I am powering my whole house 100% off grid with 10kw of panels and inverters and a 3000lb pile of deep cycle lead acid batteries. So i can confidently say, yes powering a shipping container from solar/inverter/battery will be very easy and even fairly cheap. You could potentially piece together a minimalist setup that would do that stuff for under $300 (highly dependent on how much battery you want), and by the time you hit $1000 you could even include a $150 ac window unit in the $1000 and sit in front of it taking a break when the sun was good. Seriously! Go for it!
Edit: I should elaborate i suppose.. the key is mostly in USED solar panels. A used solar panel that isn't broken is basically 95-99% as good as new and depending on how old it is it might be 1/10th the cost of new. I bought my 240w panels for ~$36/ea.
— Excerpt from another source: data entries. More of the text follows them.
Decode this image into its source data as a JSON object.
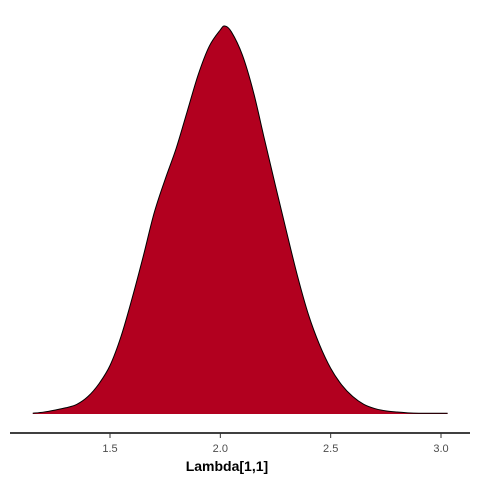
{
  "chart_data": {
    "type": "area",
    "title": "",
    "xlabel": "Lambda[1,1]",
    "ylabel": "",
    "xlim": [
      1.1,
      3.1
    ],
    "ylim": [
      0,
      1.0
    ],
    "x_ticks": [
      1.5,
      2.0,
      2.5,
      3.0
    ],
    "x_tick_labels": [
      "1.5",
      "2.0",
      "2.5",
      "3.0"
    ],
    "grid": false,
    "legend": "none",
    "colors": {
      "fill": "#b2001f",
      "outline": "#000000",
      "axis": "#000000"
    },
    "series": [
      {
        "x": [
          1.15,
          1.2,
          1.25,
          1.3,
          1.35,
          1.4,
          1.45,
          1.5,
          1.55,
          1.6,
          1.65,
          1.7,
          1.75,
          1.8,
          1.85,
          1.9,
          1.95,
          2.0,
          2.02,
          2.05,
          2.1,
          2.15,
          2.2,
          2.25,
          2.3,
          2.35,
          2.4,
          2.45,
          2.5,
          2.55,
          2.6,
          2.65,
          2.7,
          2.75,
          2.8,
          2.85,
          2.9,
          2.95,
          3.0,
          3.03
        ],
        "y": [
          0.002,
          0.005,
          0.01,
          0.016,
          0.025,
          0.045,
          0.078,
          0.125,
          0.2,
          0.298,
          0.405,
          0.518,
          0.605,
          0.685,
          0.78,
          0.875,
          0.948,
          0.99,
          1.0,
          0.985,
          0.925,
          0.83,
          0.708,
          0.588,
          0.47,
          0.355,
          0.255,
          0.178,
          0.118,
          0.075,
          0.045,
          0.025,
          0.014,
          0.008,
          0.005,
          0.003,
          0.002,
          0.002,
          0.002,
          0.002
        ]
      }
    ]
  }
}
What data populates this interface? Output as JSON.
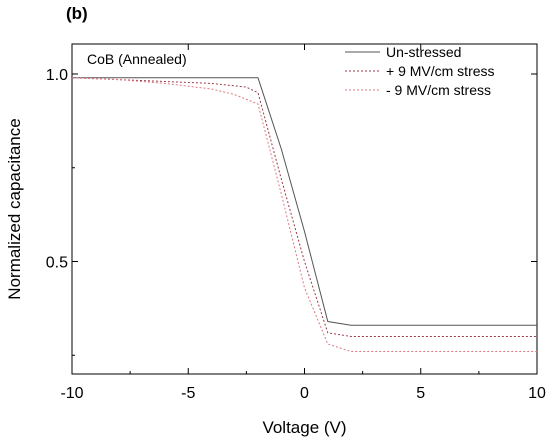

The battery in the setup only needs to be large if you intend to actually power things overnight. The block heater overnight is a lot more expensive to build around, than a circular saw that's only used when the sun is up. During the day the battery will mostly serve to give brief surges of power during motor starts for your saws etc, but if you have at least several hundred watts of panels (which is possible to do for $100 depending on your patience watching the local facebook marketplace, craigslist etc) it will not do much else and thus doesn't need to be very big at all.. UNLESS you want to power a bunch of stuff overnight. Lights barely count. If they are LED you can light up a half acre with a car battery overnight. But electric heating elements could be a big deal depending on how big they are. If you're talking about a 40w heater running for 8hours a night, that's 320 watt-hours and again even a car battery could comfortably do that. If you're talking about a heater way over 100w, and ive seen some coolant heaters up to 1500w, then you are getting into buying a bunch of battery to support that and it will get expensive quick. If you give up on the block heater idea this goes right back to being cheap.
Somewhat unrelated and a little pie in the sky: My old 2009 Prius had a coolant 'thermos'. It was a highly insulated canister that stored hot coolant, and when you started the engine cold it would release that hot coolant into the system and heat the engine much quicker. It could keep coolant hot for 3 days. A diesel would need to be heated BEFORE it started, but still thought that was a cool anecdote..
I bought my 20' container for $1600 and i WISH they were still that cheap. I'd buy more.